The Central Bank of Ghana continues its efforts to rehabilitate the banking sector. Notably, among some of the obvious sanctions he carried out was the mandatory takeover of two private banks: Capital Bank and UT Bank back by the state-owned Ghana Commercial Bank under the authority of the Bank of Ghana in 2017. still implemented by the Central Bank of Ghana, the sector still needs some stability. Currently, Ghana’s banking sector is unstable, although its outlook looks good in the not-too-distant future if the Central Bank implements major regulations and activities.
A sector that is still nursing wounds in relation to last year’s sanctions for 2 banks, and another bank experienced direct sanctions from the central bank, i.e. Unibank, (it was named the 6th best company in Ghana at the 2017 Ghana Club 100 awards). Currently, the Central Bank of the country announced that on March 20, 2017, it mandated and authorized the Management of Unibanka (privately owned bank) to dissolve and take over KPMG. Interesting!
Now the Bank of Ghana itself needs house cleaning. It is highly unacceptable to monitor a sector from which a player is rated 6th best just because he is said to have withheld some important data. The central bank, however, has its own defense for the lawsuit against Unibank that the bank persistently maintained a capital adequacy ratio close to zero, which could practically mean that Unibank is insolvent. The reports of the Central Bank state that Unibank was ordered to refrain from approving additional new loans to clients, however, the Bank did not comply with the directive and continued approving new loans. Also, Unibank was directed to forego any additional capital expenditures that it (Unibank) did not comply with, in violation of Article 105 of Law 930.

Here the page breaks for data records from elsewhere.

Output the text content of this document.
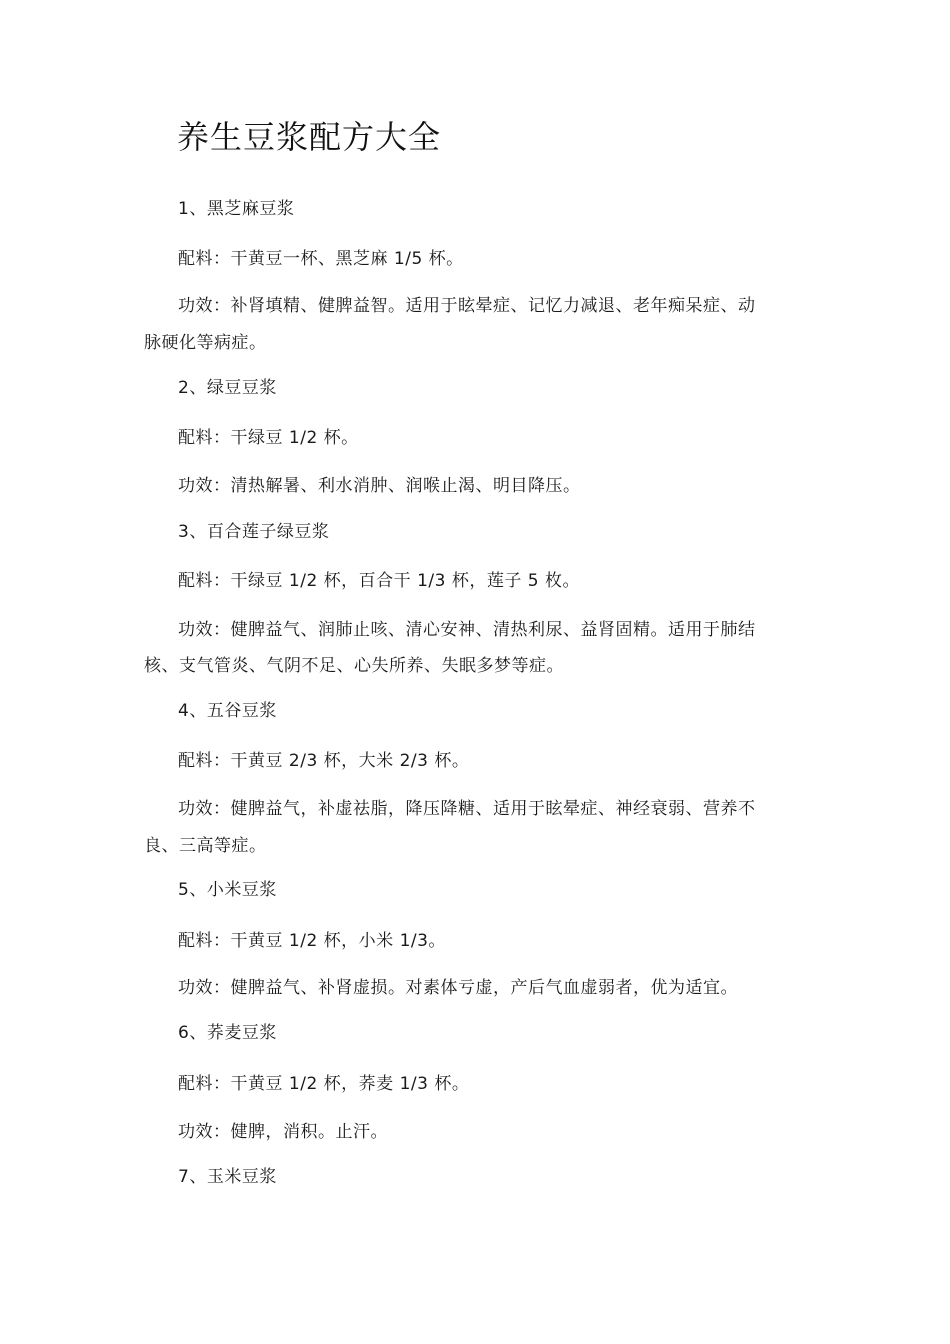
养生豆浆配方大全
1、黑芝麻豆浆
配料：干黄豆一杯、黑芝麻 1/5 杯。
功效：补肾填精、健脾益智。适用于眩晕症、记忆力减退、老年痴呆症、动
脉硬化等病症。
2、绿豆豆浆
配料：干绿豆 1/2 杯。
功效：清热解暑、利水消肿、润喉止渴、明目降压。
3、百合莲子绿豆浆
配料：干绿豆 1/2 杯，百合干 1/3 杯，莲子 5 枚。
功效：健脾益气、润肺止咳、清心安神、清热利尿、益肾固精。适用于肺结
核、支气管炎、气阴不足、心失所养、失眠多梦等症。
4、五谷豆浆
配料：干黄豆 2/3 杯，大米 2/3 杯。
功效：健脾益气，补虚祛脂，降压降糖、适用于眩晕症、神经衰弱、营养不
良、三高等症。
5、小米豆浆
配料：干黄豆 1/2 杯，小米 1/3。
功效：健脾益气、补肾虚损。对素体亏虚，产后气血虚弱者，优为适宜。
6、荞麦豆浆
配料：干黄豆 1/2 杯，荞麦 1/3 杯。
功效：健脾，消积。止汗。
7、玉米豆浆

Admittedly, Unibank has been a creative bank if their banking activities over the years are viewed from a distance, as such, the Central Bank and KPMG’s guide to the bank should be one that will not break their positive employee and customer culture that is readily seen to “vibrate” between their clients and the bank. Unibank has several very loyal clients, a large number of whom are traders. The Bank of Ghana should therefore lead Unibank, taking into account the existing brand and finding obvious ways to revive the bank.
Having said this, the number of Universal Banks is too much for Ghana. The number should be limited because having close to 40 banks for a population of 26 million is obviously a lot. What needs to be done is to build the capacity of existing banks to “branch out” to clients. This can be done in two ways: by expanding physical infrastructure to get closer to customers and by expanding digital (online/mobile banking) infrastructure. Already existing banks should be interested in improving service experience, bringing people closer, expanding digital means of banking and improving banking security.

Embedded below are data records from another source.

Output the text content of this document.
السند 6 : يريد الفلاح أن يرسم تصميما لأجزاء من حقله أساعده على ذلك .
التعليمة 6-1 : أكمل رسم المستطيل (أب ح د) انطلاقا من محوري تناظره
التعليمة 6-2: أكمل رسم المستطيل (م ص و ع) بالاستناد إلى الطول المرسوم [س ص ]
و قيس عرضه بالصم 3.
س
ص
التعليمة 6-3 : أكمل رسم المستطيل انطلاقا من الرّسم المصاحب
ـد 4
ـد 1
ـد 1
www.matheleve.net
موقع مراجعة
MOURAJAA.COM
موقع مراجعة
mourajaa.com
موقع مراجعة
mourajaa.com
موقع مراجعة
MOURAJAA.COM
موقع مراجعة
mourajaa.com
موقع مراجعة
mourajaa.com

To be clear, however, I am in no way against the registration of banks, in fact, my position is the opposite as I do not forget the importance of financial services to individuals and the economy as a whole. My position will be the opposite. It is clear that my position is that instead of registering new banks, some of which operate several branches without superior services or infrastructure, it would be better if the existing banks use resources to improve their capabilities.

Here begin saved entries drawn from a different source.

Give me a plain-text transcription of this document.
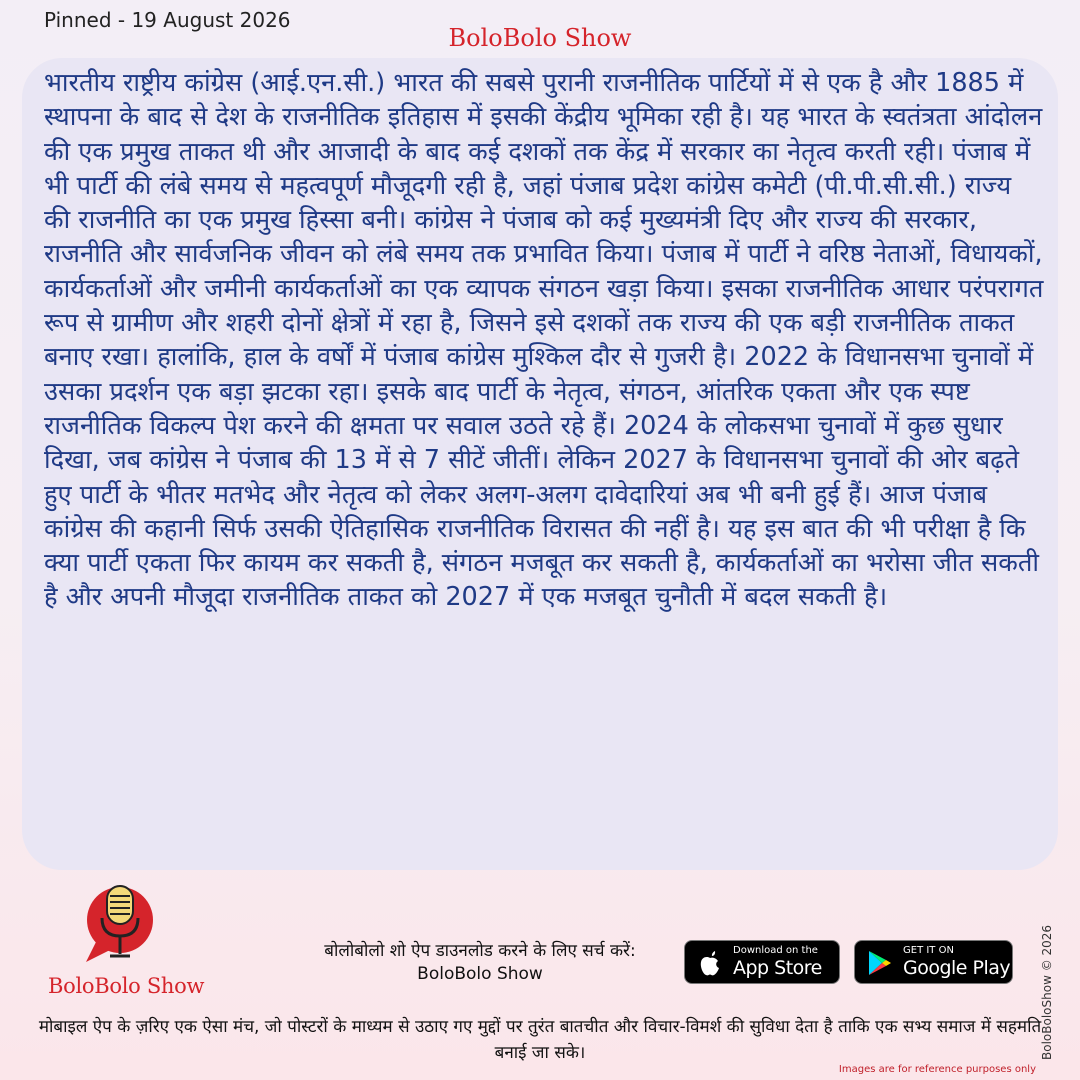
Pinned - 19 August 2026
BoloBolo Show

भारतीय राष्ट्रीय कांग्रेस (आई.एन.सी.) भारत की सबसे पुरानी राजनीतिक पार्टियों में से एक है और 1885 में स्थापना के बाद से देश के राजनीतिक इतिहास में इसकी केंद्रीय भूमिका रही है। यह भारत के स्वतंत्रता आंदोलन की एक प्रमुख ताकत थी और आजादी के बाद कई दशकों तक केंद्र में सरकार का नेतृत्व करती रही। पंजाब में भी पार्टी की लंबे समय से महत्वपूर्ण मौजूदगी रही है, जहां पंजाब प्रदेश कांग्रेस कमेटी (पी.पी.सी.सी.) राज्य की राजनीति का एक प्रमुख हिस्सा बनी। कांग्रेस ने पंजाब को कई मुख्यमंत्री दिए और राज्य की सरकार, राजनीति और सार्वजनिक जीवन को लंबे समय तक प्रभावित किया। पंजाब में पार्टी ने वरिष्ठ नेताओं, विधायकों, कार्यकर्ताओं और जमीनी कार्यकर्ताओं का एक व्यापक संगठन खड़ा किया। इसका राजनीतिक आधार परंपरागत रूप से ग्रामीण और शहरी दोनों क्षेत्रों में रहा है, जिसने इसे दशकों तक राज्य की एक बड़ी राजनीतिक ताकत बनाए रखा। हालांकि, हाल के वर्षों में पंजाब कांग्रेस मुश्किल दौर से गुजरी है। 2022 के विधानसभा चुनावों में उसका प्रदर्शन एक बड़ा झटका रहा। इसके बाद पार्टी के नेतृत्व, संगठन, आंतरिक एकता और एक स्पष्ट राजनीतिक विकल्प पेश करने की क्षमता पर सवाल उठते रहे हैं। 2024 के लोकसभा चुनावों में कुछ सुधार दिखा, जब कांग्रेस ने पंजाब की 13 में से 7 सीटें जीतीं। लेकिन 2027 के विधानसभा चुनावों की ओर बढ़ते हुए पार्टी के भीतर मतभेद और नेतृत्व को लेकर अलग-अलग दावेदारियां अब भी बनी हुई हैं। आज पंजाब कांग्रेस की कहानी सिर्फ उसकी ऐतिहासिक राजनीतिक विरासत की नहीं है। यह इस बात की भी परीक्षा है कि क्या पार्टी एकता फिर कायम कर सकती है, संगठन मजबूत कर सकती है, कार्यकर्ताओं का भरोसा जीत सकती है और अपनी मौजूदा राजनीतिक ताकत को 2027 में एक मजबूत चुनौती में बदल सकती है।

BoloBolo Show
बोलोबोलो शो ऐप डाउनलोड करने के लिए सर्च करें:
BoloBolo Show
Download on the
App Store
GET IT ON
Google Play BoloBoloShow © 2026
मोबाइल ऐप के ज़रिए एक ऐसा मंच, जो पोस्टरों के माध्यम से उठाए गए मुद्दों पर तुरंत बातचीत और विचार-विमर्श की सुविधा देता है ताकि एक सभ्य समाज में सहमति बनाई जा सके।
Images are for reference purposes only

Finally, some of these financial institutions will have to consider merging if there is any possibility of remaining profitable in business and serving customers in accordance with standards as the sector begins to become more competitive in the coming years, especially now that the minimum capital requirement has been increased from by the Central Bank to 400 million Ghana cedis for banks, which will take effect from December 2018.